The overwhelming impression one gets is that, following an unexpected win, Corbyn’s team was recruited not on the basis of expertise and ability but on the basis of political allegiance in the internal battles of the Labour movement; people whose whole political background has been within the Labour bubble, not looking outwards at all. Compare that with Welsh Labour, where advisers and staffers are recruited on the basis of experience and track-record, and are very often people who have served with real distinction in their own fields. Or compare it with John McDonnell’s recruitment of some of the world’s leading economists to advise on economic policy. Corbyn needs, above all, critical friends; but it looks very much as if he has surrounded himself with old party cronies whose role is to police the bunker. And Corbyn cannot escape responsibility for that.

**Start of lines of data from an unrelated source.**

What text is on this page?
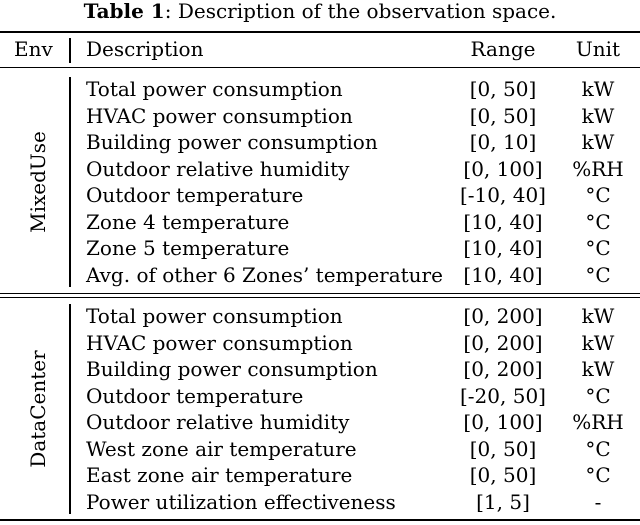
Table 1: Description of the observation space.
Env Description	Range	Unit
MixedUse
Total power consumption	[0, 50]	kW
HVAC power consumption	[0, 50]	kW
Building power consumption	[0, 10]	kW
Outdoor relative humidity	[0, 100]	%RH
Outdoor temperature	[-10, 40]	°C
Zone 4 temperature	[10, 40]	°C
Zone 5 temperature	[10, 40]	°C
Avg. of other 6 Zones’ temperature [10, 40]	°C
DataCenter
Total power consumption	[0, 200]	kW
HVAC power consumption	[0, 200]	kW
Building power consumption	[0, 200]	kW
Outdoor temperature	[-20, 50]	°C
Outdoor relative humidity	[0, 100]	%RH
West zone air temperature	[0, 50]	°C
East zone air temperature	[0, 50]	°C
Power utilization effectiveness	[1, 5]	-
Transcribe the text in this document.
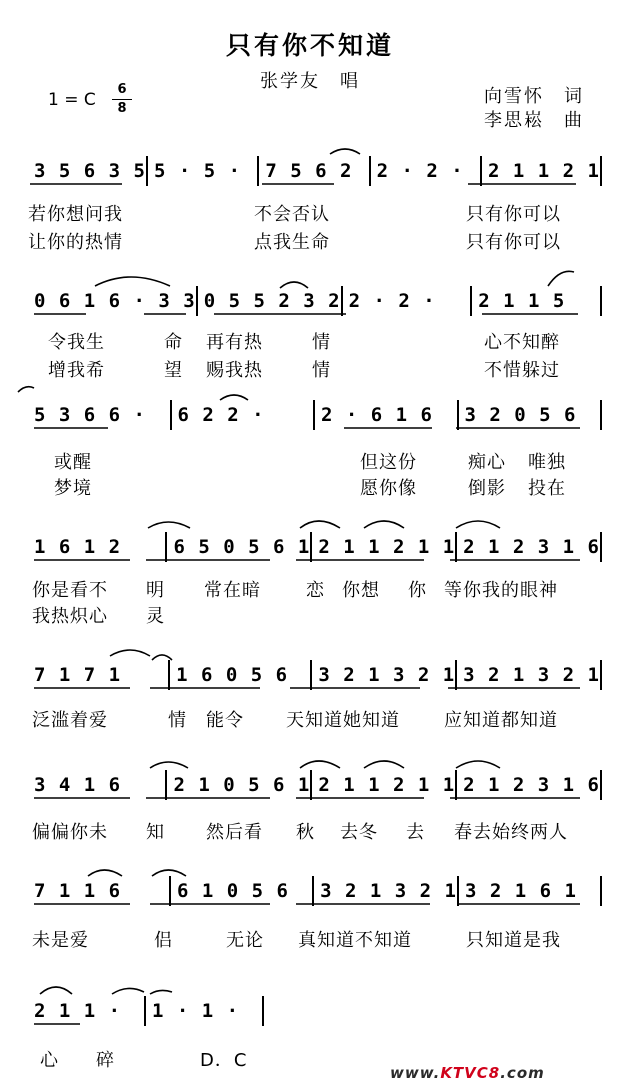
只有你不知道
张学友　唱
向雪怀　词
李思崧　曲
1 = C
6
8
3 5 6 3 5 5 · 5 ·	7 5 6 2	2 · 2 ·	2 1 1 2 1
若你想问我	不会否认	只有你可以
让你的热情	点我生命	只有你可以
0 6 1 6 · 3 3 0 5 5 2 3 2 2 · 2 ·	2 1 1 5
令我生	命 再有热	情	心不知醉
增我希	望 赐我热	情	不惜躲过
5 3 6 6 ·	6 2 2 ·	2 · 6 1 6	3 2 0 5 6
或醒	但这份	痴心 唯独
梦境	愿你像	倒影 投在
1 6 1 2	6 5 0 5 6 1 2 1 1 2 1 1 2 1 2 3 1 6
你是看不 明 常在暗	恋 你想 你 等你我的眼神
我热炽心 灵
7 1 7 1	1 6 0 5 6	3 2 1 3 2 1 3 2 1 3 2 1
泛滥着爱	情 能令 天知道她知道 应知道都知道
3 4 1 6	2 1 0 5 6 1 2 1 1 2 1 1 2 1 2 3 1 6
偏偏你未 知 然后看 秋 去冬 去 春去始终两人
7 1 1 6	6 1 0 5 6	3 2 1 3 2 1 3 2 1 6 1
未是爱	侣	无论 真知道不知道	只知道是我
2 1 1 ·	1 · 1 ·
心 碎	D．C
www.KTVC8.com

And, yet, it’s not that simple. Corbyn was elected with a huge mandate, by a Party that explicitly rejected the centrist agenda of his three opponents. The incompetence of those who surround him does not diminish the authenticity of a mandate to challenge, rather than accept, the austerity narrative – something that I, and many others, believed was the only electorally credible way forward. What might be called the Progress wing of the Party has never accepted his victory or his mandate and that has had a wholly toxic effect; it’s all too easy for criticism of Labour’s performance in the referendum campaign to turn into an ideological settling of scores. As I’ve argued elsewhere, the Labour Right has a fair degree of responsibility for the poisonous tone of the immigration debate, and it was dispiriting, even as the referendum results were being announced, to hear people like John Mann and Chuka Umunna arguing on the BBC results programme that we had to accept the austerian and anti-immigrant agenda to win the case. It’s a fantasy that will only lead to electoral annihilation, especially when John McDonnell has done such sterling work in restoring Labour’s economic credibility.

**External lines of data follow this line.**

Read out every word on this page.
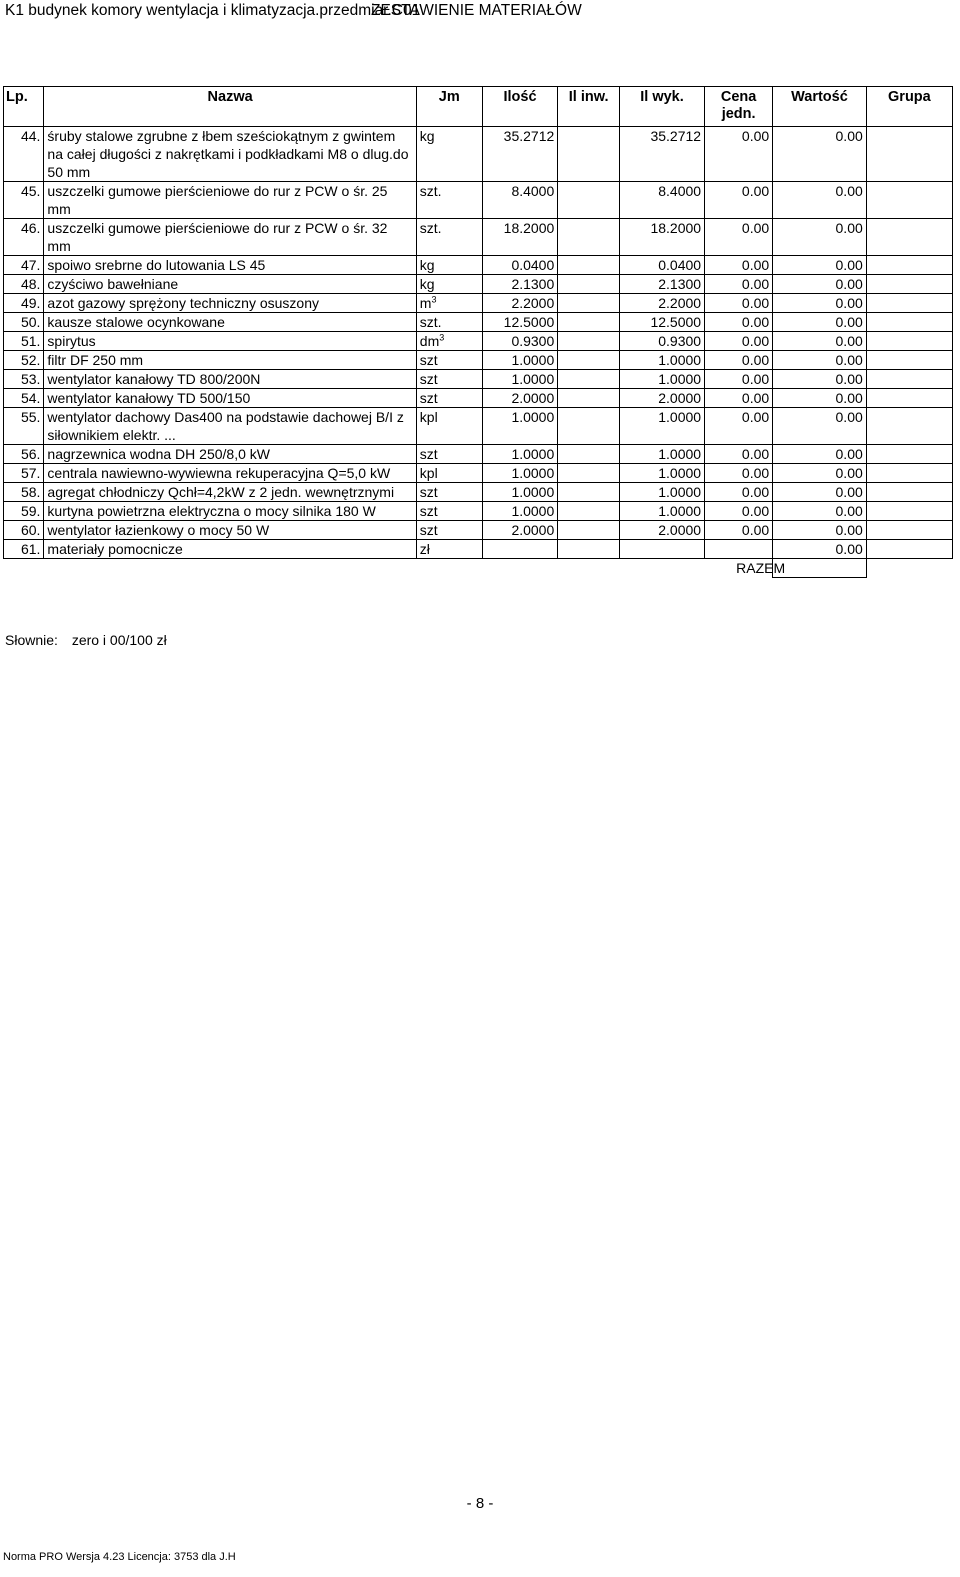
K1 budynek komory wentylacja i klimatyzacja.przedmiar.C01
ZESTAWIENIE MATERIAŁÓW
Lp.	Nazwa	Jm	Ilość	Il inw.	Il wyk.	Cena jedn.	Wartość	Grupa
44.	śruby stalowe zgrubne z łbem sześciokątnym z gwintem na całej długości z nakrętkami i podkładkami M8 o dlug.do 50 mm	kg	35.2712		35.2712	0.00	0.00	
45.	uszczelki gumowe pierścieniowe do rur z PCW o śr. 25 mm	szt.	8.4000		8.4000	0.00	0.00	
46.	uszczelki gumowe pierścieniowe do rur z PCW o śr. 32 mm	szt.	18.2000		18.2000	0.00	0.00	
47.	spoiwo srebrne do lutowania LS 45	kg	0.0400		0.0400	0.00	0.00	
48.	czyściwo bawełniane	kg	2.1300		2.1300	0.00	0.00	
49.	azot gazowy sprężony techniczny osuszony	$m^3$	2.2000		2.2000	0.00	0.00	
50.	kausze stalowe ocynkowane	szt.	12.5000		12.5000	0.00	0.00	
51.	spirytus	$dm^3$	0.9300		0.9300	0.00	0.00	
52.	filtr DF 250 mm	szt	1.0000		1.0000	0.00	0.00	
53.	wentylator kanałowy TD 800/200N	szt	1.0000		1.0000	0.00	0.00	
54.	wentylator kanałowy TD 500/150	szt	2.0000		2.0000	0.00	0.00	
55.	wentylator dachowy Das400 na podstawie dachowej B/I z siłownikiem elektr. ...	kpl	1.0000		1.0000	0.00	0.00	
56.	nagrzewnica wodna DH 250/8,0 kW	szt	1.0000		1.0000	0.00	0.00	
57.	centrala nawiewno-wywiewna rekuperacyjna Q=5,0 kW	kpl	1.0000		1.0000	0.00	0.00	
58.	agregat chłodniczy Qchł=4,2kW z 2 jedn. wewnętrznymi	szt	1.0000		1.0000	0.00	0.00	
59.	kurtyna powietrzna elektryczna o mocy silnika 180 W	szt	1.0000		1.0000	0.00	0.00	
60.	wentylator łazienkowy o mocy 50 W	szt	2.0000		2.0000	0.00	0.00	
61.	materiały pomocnicze	zł					0.00	
						RAZEM		
Słownie: zero i 00/100 zł
- 8 -
Norma PRO Wersja 4.23 Licencja: 3753 dla J.H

Ultimately the issue boils down to a couple of questions. Labour’s national leadership have been appalling in this campaign – and the social media warriors mathering about Progress plots need to get real about this. Does this mean that Corbyn’s credibility has been damaged irretrievably? It’s difficult to see how Corbyn’s leadership can survive without some pretty fundamental changes to the approach and the team – sharper policy-making, and developing a serious media strategy – which in turn means dismantling the bunker and putting in place a decent team that can reunite the party. Can we go back to the pre-Corbyn position? No, because that leads to more confused economic messaging and, ultimately, to the PASOK-ification of Labour. Does the Labour leadership need to up its game? Absolutely. Whether or not Corbyn should go is encapsulated in those questions.